В глубине души я знаю, что моя рука пуста.
_
А может, письмо было от самого Исаака и он написал его перед смертью. Может, Леопольд Гурски тоже был одним из героев его книг. Может, он хотел мне что-то сказать. А теперь уже поздно: когда я завтра пойду на встречу, скамейка у зоопарка будет пуста.
_
Есть столько способов жить и только один способ умереть. Я принял нужную позу. Я подумал, что по крайней мере здесь меня найдут до того, как вонь распространится на весь дом. Когда умерла миссис Фрейд и ее обнаружили только через три дня, под каждую дверь подсунули записки: «Держите сегодня окна открытыми. Администрация». И мы все наслаждались свежим воздухом благодаря миссис Фрейд, прожившей долгую жизнь, со множеством странных событий, о которых она в детстве не могла и подумать, и закончившей свои дни походом в магазин, куда она отправилась за печеньем, которое даже не успела открыть, потому что прилегла отдохнуть и сердце ее остановилось.

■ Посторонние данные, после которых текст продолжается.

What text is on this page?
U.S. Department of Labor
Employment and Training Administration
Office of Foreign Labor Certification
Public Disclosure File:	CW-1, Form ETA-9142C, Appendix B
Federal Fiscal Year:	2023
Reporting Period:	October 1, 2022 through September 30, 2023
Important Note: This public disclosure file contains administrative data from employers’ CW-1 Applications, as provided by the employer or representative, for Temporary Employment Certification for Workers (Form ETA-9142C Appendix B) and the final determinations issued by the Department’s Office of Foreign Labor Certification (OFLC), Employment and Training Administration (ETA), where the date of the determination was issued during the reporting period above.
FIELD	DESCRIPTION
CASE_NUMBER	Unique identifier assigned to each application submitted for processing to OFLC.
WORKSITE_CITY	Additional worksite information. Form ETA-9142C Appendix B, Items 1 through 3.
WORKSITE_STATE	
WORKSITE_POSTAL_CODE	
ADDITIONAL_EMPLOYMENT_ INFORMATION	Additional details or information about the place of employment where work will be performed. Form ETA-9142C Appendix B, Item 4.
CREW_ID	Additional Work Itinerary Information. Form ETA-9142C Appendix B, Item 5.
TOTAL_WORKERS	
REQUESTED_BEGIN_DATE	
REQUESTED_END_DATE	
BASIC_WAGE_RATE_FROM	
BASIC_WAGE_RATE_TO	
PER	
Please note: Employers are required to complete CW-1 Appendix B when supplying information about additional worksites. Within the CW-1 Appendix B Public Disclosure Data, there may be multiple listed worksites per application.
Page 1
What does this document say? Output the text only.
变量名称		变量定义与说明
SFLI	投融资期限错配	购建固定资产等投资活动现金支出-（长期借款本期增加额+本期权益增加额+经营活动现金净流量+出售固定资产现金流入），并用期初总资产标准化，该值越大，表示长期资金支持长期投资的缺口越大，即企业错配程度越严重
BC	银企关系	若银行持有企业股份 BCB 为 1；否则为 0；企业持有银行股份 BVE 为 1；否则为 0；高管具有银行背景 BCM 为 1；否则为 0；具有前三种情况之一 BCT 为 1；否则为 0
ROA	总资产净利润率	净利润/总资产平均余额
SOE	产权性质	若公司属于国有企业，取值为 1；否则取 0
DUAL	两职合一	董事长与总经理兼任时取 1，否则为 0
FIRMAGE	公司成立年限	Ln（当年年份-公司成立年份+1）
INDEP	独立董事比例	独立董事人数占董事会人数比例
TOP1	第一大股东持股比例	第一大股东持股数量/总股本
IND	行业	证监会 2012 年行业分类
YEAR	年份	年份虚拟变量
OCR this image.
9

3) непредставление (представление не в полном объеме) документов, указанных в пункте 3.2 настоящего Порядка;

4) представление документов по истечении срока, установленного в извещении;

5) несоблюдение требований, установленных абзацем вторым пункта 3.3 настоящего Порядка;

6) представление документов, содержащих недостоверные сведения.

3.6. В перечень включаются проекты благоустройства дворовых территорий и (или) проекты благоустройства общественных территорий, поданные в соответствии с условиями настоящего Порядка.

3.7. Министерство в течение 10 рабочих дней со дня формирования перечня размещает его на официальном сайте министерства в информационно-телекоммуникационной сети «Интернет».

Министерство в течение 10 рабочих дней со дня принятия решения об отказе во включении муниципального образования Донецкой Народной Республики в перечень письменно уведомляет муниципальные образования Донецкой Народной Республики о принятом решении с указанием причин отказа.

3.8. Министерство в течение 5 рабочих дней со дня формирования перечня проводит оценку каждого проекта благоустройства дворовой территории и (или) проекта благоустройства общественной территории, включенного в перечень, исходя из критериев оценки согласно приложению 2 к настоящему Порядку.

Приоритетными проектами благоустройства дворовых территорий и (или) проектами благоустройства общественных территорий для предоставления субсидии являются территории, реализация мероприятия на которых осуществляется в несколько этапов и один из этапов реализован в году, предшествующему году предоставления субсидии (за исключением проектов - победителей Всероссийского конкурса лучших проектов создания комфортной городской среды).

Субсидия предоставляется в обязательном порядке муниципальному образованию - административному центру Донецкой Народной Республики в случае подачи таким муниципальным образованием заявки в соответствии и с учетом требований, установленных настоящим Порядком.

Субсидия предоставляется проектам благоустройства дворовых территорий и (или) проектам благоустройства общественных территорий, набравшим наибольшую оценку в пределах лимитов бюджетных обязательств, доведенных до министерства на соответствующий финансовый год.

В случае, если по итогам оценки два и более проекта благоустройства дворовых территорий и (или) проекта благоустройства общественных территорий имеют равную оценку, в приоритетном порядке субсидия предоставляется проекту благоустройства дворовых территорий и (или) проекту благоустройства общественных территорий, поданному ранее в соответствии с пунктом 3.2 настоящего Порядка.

Я подумал, что лучше ждать на открытом воздухе. Погода испортилась, подул холодный ветер, листья полетели с деревьев. Временами я думал о своей жизни, а временами — нет. Порой, поддаваясь внезапному порыву, я проводил небольшую проверку. Чувствую ли я свои ноги? Нет. А ягодицы? Нет. Но на вопрос, чувствую ли я, как бьется мое сердце, я отвечал «да».
И что?
Я терпеливо ждал. Ведь были и другие, они тоже ждали своего часа на скамейках в парке. У смерти много дел. Еще стольких надо посетить. И чтобы она не подумала, что я зря поднимаю переполох, я достал из бумажника карточку, которую всегда там носил, и прикрепил ее булавкой к пиджаку.
_
Сотни вещей могут изменить твою жизнь. И за те несколько дней, которые прошли с момента получения письма и до момента, когда я должна была идти на встречу с тем, кто его отправил, могло случиться все что угодно.
_
Мимо прошел полицейский. Он прочитал, что было написано на карточке, приколотой к моей груди, и посмотрел на меня. Я думал, что он собирался сунуть зеркало мне под нос, но он всего лишь спросил, все ли у меня в порядке. Я сказал, что да, а что еще я мог сказать? Что я всю жизнь ждал встречи с ней? Что она была противоположностью смерти, а я все равно сижу и жду?